These questions appear to be for the code that this patch touches, not
for the patch itself.

> : 
> : 		if (this_cpu_cmpxchg(ne_fit_preload_node, NULL,
> pva)) { : 			if (pva)
> : 				kmem_cache_free(vmap_area_cachep,
> pva); : 		}
> : 	}
> : 
> : 	spin_lock(&vmap_area_lock);
> : 
> : 	/*
> : 	 * If an allocation fails, the "vend" address is
> : 	 * returned. Therefore trigger the overflow path.
> : 	 */
> 
> As for the intent of this patch, why not preallocate the vmap_area
> outside the spinlock and use it within the spinlock?  Does spin_lock()
> disable preemption on RT?  I forget, but it doesn't matter much anyway

spin_lock() does not disable preemption on RT. But it does disable
migration (thus the task should remain on the current CPU).

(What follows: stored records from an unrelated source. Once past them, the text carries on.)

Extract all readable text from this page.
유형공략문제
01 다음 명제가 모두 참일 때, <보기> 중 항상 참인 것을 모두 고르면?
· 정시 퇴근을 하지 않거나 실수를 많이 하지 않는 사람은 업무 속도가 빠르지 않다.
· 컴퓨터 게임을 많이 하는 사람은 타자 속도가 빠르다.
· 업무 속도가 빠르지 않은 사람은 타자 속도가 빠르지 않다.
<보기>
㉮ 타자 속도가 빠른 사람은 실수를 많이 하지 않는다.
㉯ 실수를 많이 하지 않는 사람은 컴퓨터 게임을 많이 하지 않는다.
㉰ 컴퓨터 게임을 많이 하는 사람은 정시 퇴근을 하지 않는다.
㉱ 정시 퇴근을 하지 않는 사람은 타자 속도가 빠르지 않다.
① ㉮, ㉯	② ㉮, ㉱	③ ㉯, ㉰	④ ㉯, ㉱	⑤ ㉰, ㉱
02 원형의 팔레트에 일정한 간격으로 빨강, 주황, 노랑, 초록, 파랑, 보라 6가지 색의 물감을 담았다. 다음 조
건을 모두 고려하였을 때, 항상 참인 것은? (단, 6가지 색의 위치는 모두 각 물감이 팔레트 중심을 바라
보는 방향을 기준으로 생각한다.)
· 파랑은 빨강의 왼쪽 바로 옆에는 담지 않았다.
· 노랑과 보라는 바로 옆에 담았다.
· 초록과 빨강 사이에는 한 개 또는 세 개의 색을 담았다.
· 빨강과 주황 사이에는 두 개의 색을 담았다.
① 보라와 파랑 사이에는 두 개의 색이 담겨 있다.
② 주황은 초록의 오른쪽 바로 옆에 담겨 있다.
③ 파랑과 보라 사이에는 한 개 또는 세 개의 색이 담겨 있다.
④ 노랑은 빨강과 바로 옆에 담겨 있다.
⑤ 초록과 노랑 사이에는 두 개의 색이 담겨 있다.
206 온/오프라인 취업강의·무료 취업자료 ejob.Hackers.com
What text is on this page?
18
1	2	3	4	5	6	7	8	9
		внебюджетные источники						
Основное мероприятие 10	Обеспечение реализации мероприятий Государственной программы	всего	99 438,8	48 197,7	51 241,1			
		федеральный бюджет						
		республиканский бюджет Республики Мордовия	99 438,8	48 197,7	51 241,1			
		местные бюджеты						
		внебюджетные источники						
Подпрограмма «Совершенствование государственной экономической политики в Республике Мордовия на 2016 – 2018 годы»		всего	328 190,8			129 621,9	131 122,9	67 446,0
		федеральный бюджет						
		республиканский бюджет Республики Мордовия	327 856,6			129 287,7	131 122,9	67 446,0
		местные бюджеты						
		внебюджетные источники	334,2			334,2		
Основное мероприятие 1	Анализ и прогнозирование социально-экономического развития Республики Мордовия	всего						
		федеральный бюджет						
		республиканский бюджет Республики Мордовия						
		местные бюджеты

> - doing this will make the code better in the regular kernel I think? 
> Something like this:
> 
> 	struct vmap_area *pva = NULL;
> 
> 	...
> 
> 	if (!this_cpu_read(ne_fit_preload_node))
> 		pva = kmem_cache_alloc_node(vmap_area_cachep, ...);
> 
> 	spin_lock(&vmap_area_lock);
> 
> 	if (pva && __this_cpu_cmpxchg(ne_fit_preload_node, NULL, pva))
> 		kmem_cache_free(vmap_area_cachep, pva);
> 


This looks fine to me.

-- Steve